On him, on whom, did he pause in sleep,
Serenest smiles were wont to keep, _745
And, did he wake, a winged band
Of bright persuasions, which had fed
On his sweet lips and liquid eyes,
Kept their swift pinions half outspread
To do on men his least command; _750
On him, whom once 'twas paradise
Even to behold, now misery lay:
In his own heart 'twas merciless,
To all things else none may express
Its innocence and tenderness. _755
'Twas said that he had refuge sought
In love from his unquiet thought
In distant lands, and been deceived
By some strange show; for there were found,
Blotted with tears as those relieved _760
By their own words are wont to do,
These mournful verses on the ground,
By all who read them blotted too.
'How am I changed! my hopes were once like fire:
I loved, and I believed that life was love. _765
How am I lost! on wings of swift desire
Among Heaven's winds my spirit once did move.
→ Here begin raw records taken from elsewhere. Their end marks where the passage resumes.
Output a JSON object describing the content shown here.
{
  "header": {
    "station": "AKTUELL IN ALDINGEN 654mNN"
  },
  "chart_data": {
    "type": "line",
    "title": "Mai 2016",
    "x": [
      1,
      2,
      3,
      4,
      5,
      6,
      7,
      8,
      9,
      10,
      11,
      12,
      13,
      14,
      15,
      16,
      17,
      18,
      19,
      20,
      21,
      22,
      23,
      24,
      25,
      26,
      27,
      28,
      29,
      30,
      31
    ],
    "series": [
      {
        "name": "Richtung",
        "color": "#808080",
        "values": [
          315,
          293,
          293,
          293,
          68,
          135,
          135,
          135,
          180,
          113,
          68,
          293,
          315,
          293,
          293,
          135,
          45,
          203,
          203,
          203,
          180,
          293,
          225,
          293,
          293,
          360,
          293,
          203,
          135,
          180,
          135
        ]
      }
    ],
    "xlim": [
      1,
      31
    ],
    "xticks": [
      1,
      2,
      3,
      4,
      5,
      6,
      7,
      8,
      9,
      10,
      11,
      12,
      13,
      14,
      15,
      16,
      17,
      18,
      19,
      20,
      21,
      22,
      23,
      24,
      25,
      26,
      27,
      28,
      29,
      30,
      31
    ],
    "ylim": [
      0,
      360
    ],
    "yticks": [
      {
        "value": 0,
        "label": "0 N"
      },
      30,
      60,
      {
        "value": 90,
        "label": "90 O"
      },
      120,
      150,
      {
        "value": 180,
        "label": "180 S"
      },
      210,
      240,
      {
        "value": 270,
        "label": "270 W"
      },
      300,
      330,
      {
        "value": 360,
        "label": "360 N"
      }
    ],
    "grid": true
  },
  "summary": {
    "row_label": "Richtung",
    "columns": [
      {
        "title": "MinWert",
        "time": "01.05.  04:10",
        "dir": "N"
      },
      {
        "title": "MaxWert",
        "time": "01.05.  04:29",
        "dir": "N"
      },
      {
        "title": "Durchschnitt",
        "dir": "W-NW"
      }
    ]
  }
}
I slept, and silver dreams did aye inspire
My liquid sleep: I woke, and did approve
All nature to my heart, and thought to make _770
A paradise of earth for one sweet sake.
'I love, but I believe in love no more.
I feel desire, but hope not. O, from sleep
Most vainly must my weary brain implore
Its long lost flattery now: I wake to weep, _775
And sit through the long day gnawing the core
Of my bitter heart, and, like a miser, keep,
Since none in what I feel take pain or pleasure,
To my own soul its self-consuming treasure. '
He dwelt beside me near the sea; _780
And oft in evening did we meet,
When the waves, beneath the starlight, flee
O'er the yellow sands with silver feet,
And talked: our talk was sad and sweet,
Till slowly from his mien there passed _785
The desolation which it spoke;
And smiles,--as when the lightning's blast
Has parched some heaven-delighting oak,
The next spring shows leaves pale and rare,
But like flowers delicate and fair, _790
On its rent boughs,--again arrayed
His countenance in tender light:
His words grew subtile fire, which made
The air his hearers breathed delight:
His motions, like the winds, were free, _795
Which bend the bright grass gracefully,
Then fade away in circlets faint:
And winged Hope, on which upborne
His soul seemed hovering in his eyes,
Like some bright spirit newly born _800
Floating amid the sunny skies,
Sprang forth from his rent heart anew.
Yet o'er his talk, and looks, and mien,
Tempering their loveliness too keen,
Past woe its shadow backward threw, _805
Till like an exhalation, spread
From flowers half drunk with evening dew,
They did become infectious: sweet
And subtle mists of sense and thought:
Which wrapped us soon, when we might meet, _810
Almost from our own looks and aught
The wild world holds. And so, his mind
Was healed, while mine grew sick with fear:
For ever now his health declined,
Like some frail bark which cannot bear _815
The impulse of an altered wind,
Though prosperous: and my heart grew full
'Mid its new joy of a new care:
For his cheek became, not pale, but fair,
As rose-o'ershadowed lilies are; _820
And soon his deep and sunny hair,
In this alone less beautiful,
Like grass in tombs grew wild and rare.